The result of path analysis taking H2O2 as dependent variable.

	GSH	APX	POD	DPPH	Total flavonoid
Direct	0.0441	0.2559	−0.4243	0.6499	−0.1618
→GSH		−0.0307	0.0037	−0.0231	0.0101
→APX	−0.178		−0.116	0.0959	−0.1044
→POD	−0.0359	0.1923		0.0792	−0.2541
→DPPH	−0.3397	0.2436	−0.1213		0.2654
→Total flavonoid	−0.0371	0.066	−0.0969	−0.0661

4. Conclusion

Based on the results of PCA, vacuum precooling treatment could play a stronger role in keeping the antioxidant activities of blackberry fruit than did the 1-MCP treatment.
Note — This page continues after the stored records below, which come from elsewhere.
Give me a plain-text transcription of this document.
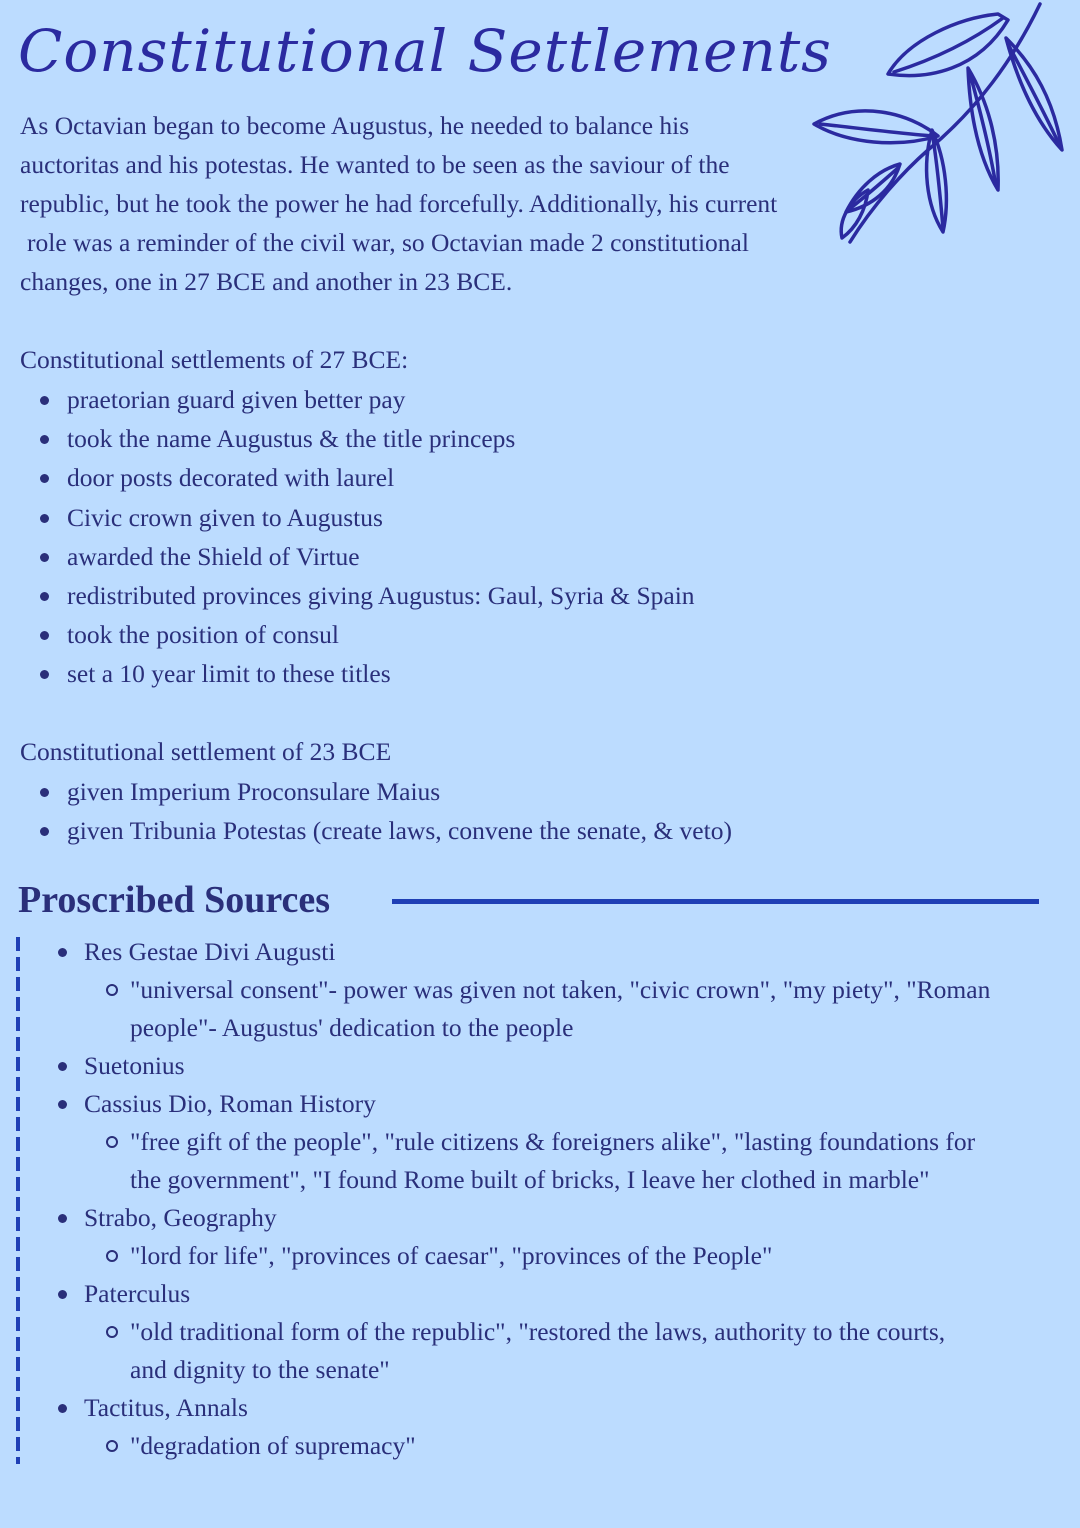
Constitutional Settlements
As Octavian began to become Augustus, he needed to balance his
auctoritas and his potestas. He wanted to be seen as the saviour of the
republic, but he took the power he had forcefully. Additionally, his current
role was a reminder of the civil war, so Octavian made 2 constitutional
changes, one in 27 BCE and another in 23 BCE.
Constitutional settlements of 27 BCE:
praetorian guard given better pay
took the name Augustus & the title princeps
door posts decorated with laurel
Civic crown given to Augustus
awarded the Shield of Virtue
redistributed provinces giving Augustus: Gaul, Syria & Spain
took the position of consul
set a 10 year limit to these titles
Constitutional settlement of 23 BCE
given Imperium Proconsulare Maius
given Tribunia Potestas (create laws, convene the senate, & veto)
Proscribed Sources
Res Gestae Divi Augusti
"universal consent"- power was given not taken, "civic crown", "my piety", "Roman
people"- Augustus' dedication to the people
Suetonius
Cassius Dio, Roman History
"free gift of the people", "rule citizens & foreigners alike", "lasting foundations for
the government", "I found Rome built of bricks, I leave her clothed in marble"
Strabo, Geography
"lord for life", "provinces of caesar", "provinces of the People"
Paterculus
"old traditional form of the republic", "restored the laws, authority to the courts,
and dignity to the senate"
Tactitus, Annals
"degradation of supremacy"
The score of PCA also revealed that H2O2 was the most important variable of blackberry fruit. Results from partial least squares regression and path analysis showed that POD activity had a direct effect and GSH content had an indirect effect on H2O2 content, while TEAC, FRAP, and NBT radical-scavenging activities had little effect on H2O2 content.